UBS suspects Royal Caribbean Cruises is on the prowl for more cash after disclosing up to $275m in monthly operating costs for an idle fleet of 62 ships.

The Richard Fain-led owner announced the expenditure Friday as part of an update that listed cost-cutting efforts such as putting some ships in cold layup during the pandemic.

"We believe RCL’s update is in advance of a capital raise," UBS analyst Robin Farley wrote Monday in a client note.

Calls to Royal Caribbean, whose shares trade on Wall Street as RCL, were not immediately returned.

Royal Caribbean, which has attained $2.45bn in financing to ride out Covid-19's negative impacts, is reportedly in talks with Morgan Stanley to offer $600m in additional bonds.

UBS puts Royal Caribbean's cash-burn estimate at a much higher $570m per month because it includes other factors such as $150m in monthly financing charges on newbuilding commitments.

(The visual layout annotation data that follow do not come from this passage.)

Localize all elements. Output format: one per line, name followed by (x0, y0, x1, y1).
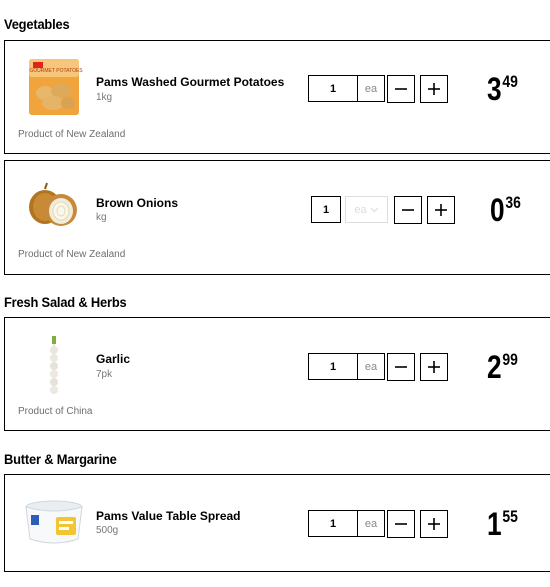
product-price: 036 (490, 194, 521, 226)
increase-button[interactable] (420, 510, 448, 538)
price-cents: 36 (505, 193, 521, 212)
potatoes-image[interactable]: GOURMET POTATOES (23, 55, 85, 117)
product-price: 349 (487, 73, 518, 105)
table-spread-image[interactable] (23, 489, 85, 551)
unit-select: ea (345, 196, 388, 223)
product-card-garlic: Garlic 7pk Product of China 1 ea 299 (4, 317, 550, 431)
quantity-input[interactable]: 1 (308, 75, 358, 102)
product-origin: Product of New Zealand (18, 129, 126, 140)
minus-icon (395, 88, 407, 90)
product-name[interactable]: Garlic (96, 352, 130, 366)
product-price: 299 (487, 351, 518, 383)
price-dollars: 0 (490, 192, 505, 228)
decrease-button[interactable] (394, 196, 422, 224)
price-dollars: 2 (487, 349, 502, 385)
product-size: 7pk (96, 369, 113, 380)
onions-image[interactable] (23, 175, 85, 237)
chevron-down-icon (370, 205, 379, 215)
plus-icon (428, 83, 440, 95)
increase-button[interactable] (427, 196, 455, 224)
minus-icon (395, 366, 407, 368)
unit-label: ea (358, 75, 385, 102)
section-title-butter-margarine: Butter & Margarine (4, 451, 117, 467)
product-size: 1kg (96, 92, 113, 103)
quantity-input[interactable]: 1 (311, 196, 341, 223)
product-name[interactable]: Pams Value Table Spread (96, 509, 241, 523)
price-cents: 99 (502, 350, 518, 369)
product-origin: Product of China (18, 406, 93, 417)
product-name[interactable]: Brown Onions (96, 196, 178, 210)
section-title-vegetables: Vegetables (4, 16, 70, 32)
quantity-input[interactable]: 1 (308, 353, 358, 380)
unit-label: ea (358, 353, 385, 380)
price-dollars: 3 (487, 71, 502, 107)
section-title-fresh-salad-herbs: Fresh Salad & Herbs (4, 294, 127, 310)
plus-icon (428, 361, 440, 373)
increase-button[interactable] (420, 353, 448, 381)
increase-button[interactable] (420, 75, 448, 103)
price-cents: 49 (502, 72, 518, 91)
plus-icon (435, 204, 447, 216)
quantity-input[interactable]: 1 (308, 510, 358, 537)
potato-bag-text: GOURMET POTATOES (29, 68, 83, 74)
garlic-image[interactable] (23, 334, 85, 396)
minus-icon (402, 209, 414, 211)
product-price: 155 (487, 508, 518, 540)
product-origin: Product of New Zealand (18, 249, 126, 260)
plus-icon (428, 518, 440, 530)
price-cents: 55 (502, 507, 518, 526)
decrease-button[interactable] (387, 510, 415, 538)
product-card-table-spread: Pams Value Table Spread 500g 1 ea 155 (4, 474, 550, 572)
product-card-potatoes: GOURMET POTATOES Pams Washed Gourmet Pot… (4, 40, 550, 154)
decrease-button[interactable] (387, 353, 415, 381)
price-dollars: 1 (487, 506, 502, 542)
product-size: 500g (96, 525, 119, 536)
product-card-onions: Brown Onions kg Product of New Zealand 1… (4, 160, 550, 275)
product-name[interactable]: Pams Washed Gourmet Potatoes (96, 75, 284, 89)
product-size: kg (96, 212, 107, 223)
unit-select-value: ea (354, 203, 367, 216)
decrease-button[interactable] (387, 75, 415, 103)
minus-icon (395, 523, 407, 525)
unit-label: ea (358, 510, 385, 537)
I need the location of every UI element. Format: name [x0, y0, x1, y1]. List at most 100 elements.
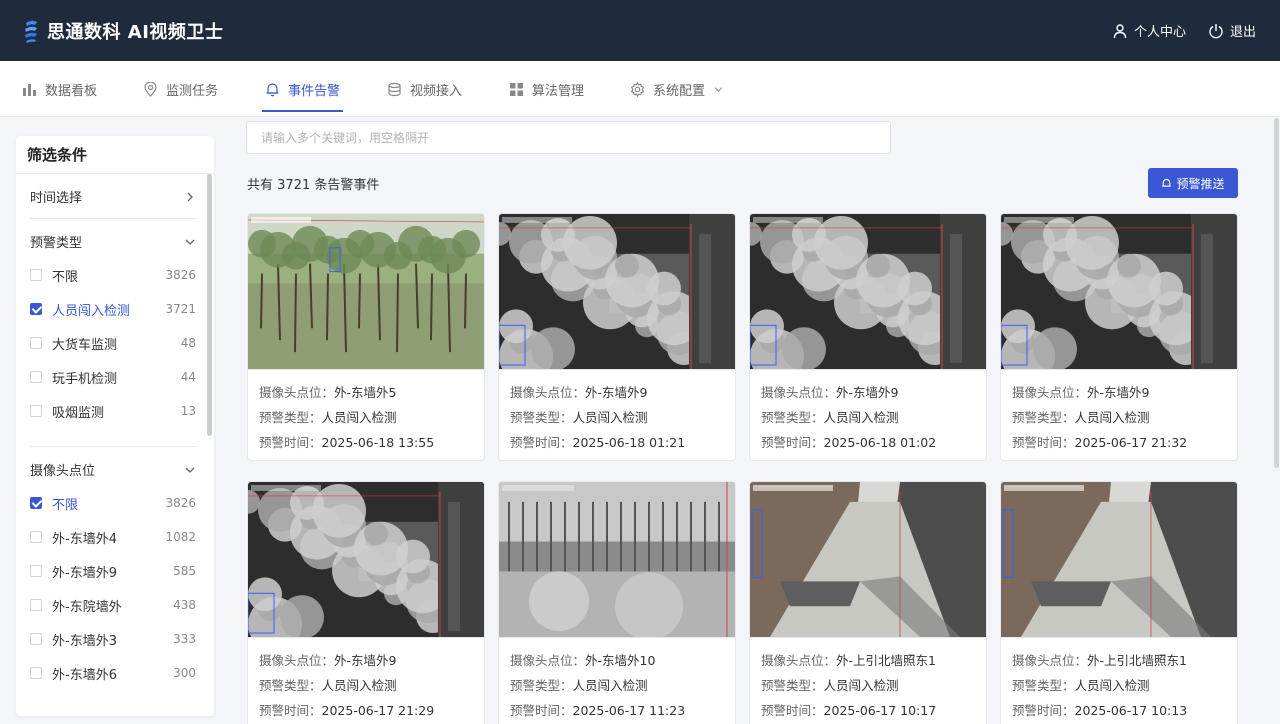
user-center-label: 个人中心	[1133, 25, 1186, 40]
type-value: 人员闯入检测	[572, 410, 648, 425]
checkbox[interactable]	[30, 405, 42, 417]
nav-label: 算法管理	[532, 83, 585, 99]
time-label: 预警时间：	[510, 703, 573, 718]
database-icon	[388, 82, 401, 96]
nav-label: 监测任务	[166, 83, 219, 99]
checkbox[interactable]	[30, 599, 42, 611]
camera-value: 外-上引北墙照东1	[836, 653, 936, 668]
divider	[30, 446, 196, 447]
type-line: 预警类型：人员闯入检测	[259, 405, 473, 430]
brand[interactable]: 思通数科 AI视频卫士	[23, 18, 223, 44]
filter-option[interactable]: 外-东墙外6 300	[30, 663, 196, 683]
checkbox[interactable]	[30, 337, 42, 349]
checkbox[interactable]	[30, 497, 42, 509]
checkbox[interactable]	[30, 371, 42, 383]
logout-link[interactable]: 退出	[1208, 21, 1256, 40]
checkbox[interactable]	[30, 633, 42, 645]
filter-option[interactable]: 不限 3826	[30, 493, 196, 513]
time-line: 预警时间：2025-06-18 01:21	[510, 430, 724, 455]
bar-chart-icon	[23, 83, 36, 96]
event-thumbnail[interactable]	[750, 482, 986, 638]
sidebar-scrollbar[interactable]	[207, 174, 212, 436]
option-count: 300	[173, 666, 196, 680]
type-value: 人员闯入检测	[823, 678, 899, 693]
alert-type-toggle[interactable]: 预警类型	[30, 232, 196, 251]
filter-option[interactable]: 玩手机检测 44	[30, 367, 196, 387]
camera-line: 摄像头点位：外-东墙外9	[1012, 380, 1226, 405]
nav-item-monitor-tasks[interactable]: 监测任务	[143, 61, 218, 117]
event-thumbnail[interactable]	[1001, 482, 1237, 638]
type-line: 预警类型：人员闯入检测	[761, 405, 975, 430]
time-value: 2025-06-17 21:32	[1074, 435, 1188, 450]
event-card[interactable]: 摄像头点位：外-东墙外9 预警类型：人员闯入检测 预警时间：2025-06-18 0…	[749, 213, 987, 461]
filter-option[interactable]: 大货车监测 48	[30, 333, 196, 353]
type-line: 预警类型：人员闯入检测	[761, 673, 975, 698]
event-card[interactable]: 摄像头点位：外-东墙外9 预警类型：人员闯入检测 预警时间：2025-06-17 2…	[247, 481, 485, 724]
user-center-link[interactable]: 个人中心	[1112, 21, 1186, 40]
nav-item-system-config[interactable]: 系统配置	[630, 61, 724, 117]
nav-item-video-access[interactable]: 视频接入	[387, 61, 462, 117]
alert-push-button[interactable]: 预警推送	[1148, 168, 1238, 198]
camera-filter-toggle[interactable]: 摄像头点位	[30, 460, 196, 479]
event-thumbnail[interactable]	[499, 482, 735, 638]
type-label: 预警类型：	[510, 678, 573, 693]
type-label: 预警类型：	[761, 678, 824, 693]
filter-option[interactable]: 外-东墙外3 333	[30, 629, 196, 649]
type-label: 预警类型：	[1012, 410, 1075, 425]
chevron-down-icon	[185, 467, 195, 473]
filter-option[interactable]: 外-东院墙外 438	[30, 595, 196, 615]
keyword-search-input[interactable]	[246, 121, 891, 154]
option-label: 外-东墙外6	[52, 667, 117, 683]
time-label: 预警时间：	[259, 703, 322, 718]
checkbox[interactable]	[30, 531, 42, 543]
type-value: 人员闯入检测	[1074, 678, 1150, 693]
option-label: 外-东墙外4	[52, 531, 117, 547]
filter-option[interactable]: 外-东墙外9 585	[30, 561, 196, 581]
camera-value: 外-上引北墙照东1	[1087, 653, 1187, 668]
event-card[interactable]: 摄像头点位：外-上引北墙照东1 预警类型：人员闯入检测 预警时间：2025-06-1…	[1000, 481, 1238, 724]
camera-label: 摄像头点位：	[761, 653, 837, 668]
event-card[interactable]: 摄像头点位：外-上引北墙照东1 预警类型：人员闯入检测 预警时间：2025-06-1…	[749, 481, 987, 724]
option-label: 人员闯入检测	[52, 303, 131, 319]
checkbox[interactable]	[30, 303, 42, 315]
event-thumbnail[interactable]	[248, 482, 484, 638]
camera-label: 摄像头点位：	[510, 385, 586, 400]
type-value: 人员闯入检测	[572, 678, 648, 693]
event-thumbnail[interactable]	[248, 214, 484, 370]
event-thumbnail[interactable]	[1001, 214, 1237, 370]
camera-label: 摄像头点位：	[1012, 653, 1088, 668]
camera-line: 摄像头点位：外-东墙外9	[761, 380, 975, 405]
filter-option[interactable]: 人员闯入检测 3721	[30, 299, 196, 319]
event-thumbnail[interactable]	[499, 214, 735, 370]
time-filter-toggle[interactable]: 时间选择	[30, 187, 196, 206]
filter-option[interactable]: 外-东墙外4 1082	[30, 527, 196, 547]
time-line: 预警时间：2025-06-17 10:13	[1012, 698, 1226, 723]
camera-label: 摄像头点位：	[1012, 385, 1088, 400]
checkbox[interactable]	[30, 565, 42, 577]
event-card[interactable]: 摄像头点位：外-东墙外9 预警类型：人员闯入检测预警时间：2025-06-17 2…	[1000, 213, 1238, 461]
nav-label: 视频接入	[410, 83, 463, 99]
type-value: 人员闯入检测	[823, 410, 899, 425]
type-line: 预警类型：人员闯入检测	[510, 673, 724, 698]
type-label: 预警类型：	[510, 410, 573, 425]
filter-option[interactable]: 吸烟监测 13	[30, 401, 196, 421]
type-line: 预警类型：人员闯入检测	[1012, 405, 1226, 430]
nav-item-event-alerts[interactable]: 事件告警	[261, 61, 344, 117]
option-label: 不限	[52, 269, 79, 285]
page-scrollbar[interactable]	[1274, 118, 1279, 468]
camera-label: 摄像头点位：	[259, 385, 335, 400]
type-label: 预警类型：	[761, 410, 824, 425]
nav-item-algorithms[interactable]: 算法管理	[509, 61, 584, 117]
checkbox[interactable]	[30, 269, 42, 281]
event-card[interactable]: 摄像头点位：外-东墙外9 预警类型：人员闯入检测 预警时间：2025-06-18 0…	[498, 213, 736, 461]
time-label: 预警时间：	[1012, 435, 1075, 450]
event-card[interactable]: 摄像头点位：外-东墙外5 预警类型：人员闯入检测 预警时间：2025-06-18 1…	[247, 213, 485, 461]
time-line: 预警时间：2025-06-18 01:02	[761, 430, 975, 455]
camera-line: 摄像头点位：外-东墙外9	[259, 648, 473, 673]
option-count: 438	[173, 598, 196, 612]
event-card[interactable]: 摄像头点位：外-东墙外10 预警类型：人员闯入检测 预警时间：2025-06-17 …	[498, 481, 736, 724]
checkbox[interactable]	[30, 667, 42, 679]
event-thumbnail[interactable]	[750, 214, 986, 370]
nav-item-dashboard[interactable]: 数据看板	[22, 61, 97, 117]
filter-option[interactable]: 不限 3826	[30, 265, 196, 285]
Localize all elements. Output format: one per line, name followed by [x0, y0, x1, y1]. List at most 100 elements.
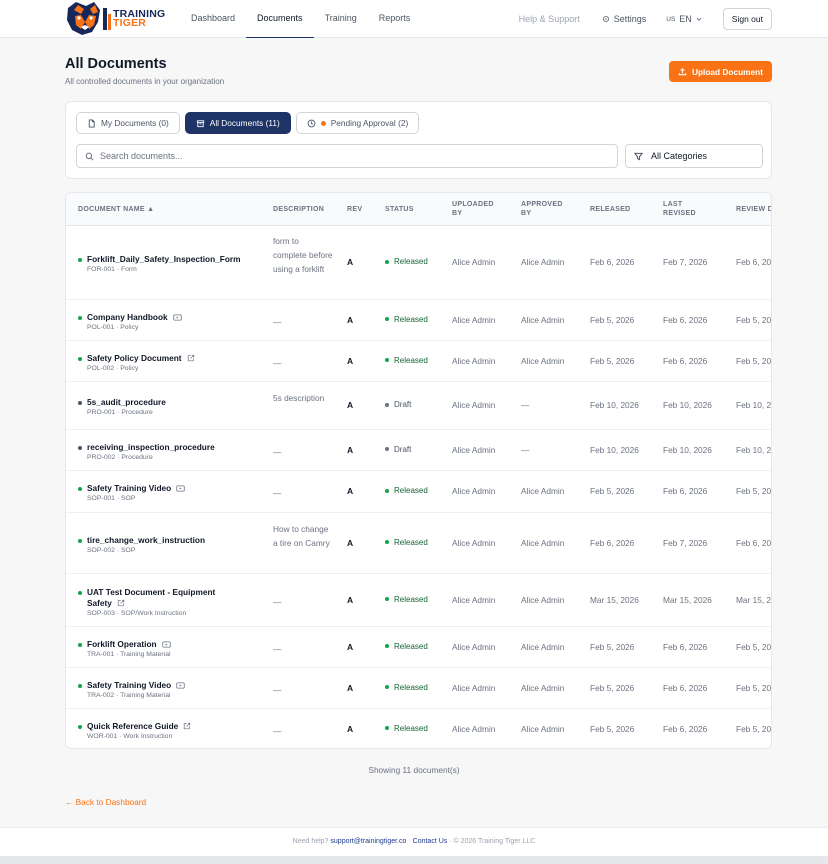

The New York-listed company in March took out a $2.7bn in credit to boost liquidity to $3.6bn through other credit mechanisms, cash deposits and financing.

The company expects to incur a loss for 2020 but cannot estimate to what extent, given it is unknown how long Covid-19 will continue to impact the cruise industry and global economy.

By comparison, Arnold Donald-led Carnival Corp estimates spending $1bn per month on keeping its 104 ships laid up.

Frank Del Rio-led Norwegian Cruise Line Holdings is laying out up to $110m per month to keep its 28 ships idle during the pandemic, according to company estimates.

Shares for all three cruise majors, known collectively as "The Big Three", fell through late afternoon Monday.

Carnival's shares declined 3% to $13.81, while Royal Caribbean stock slipped 4.3% to $38.21.

Norwegian's shares went down 6.2% to $11.66.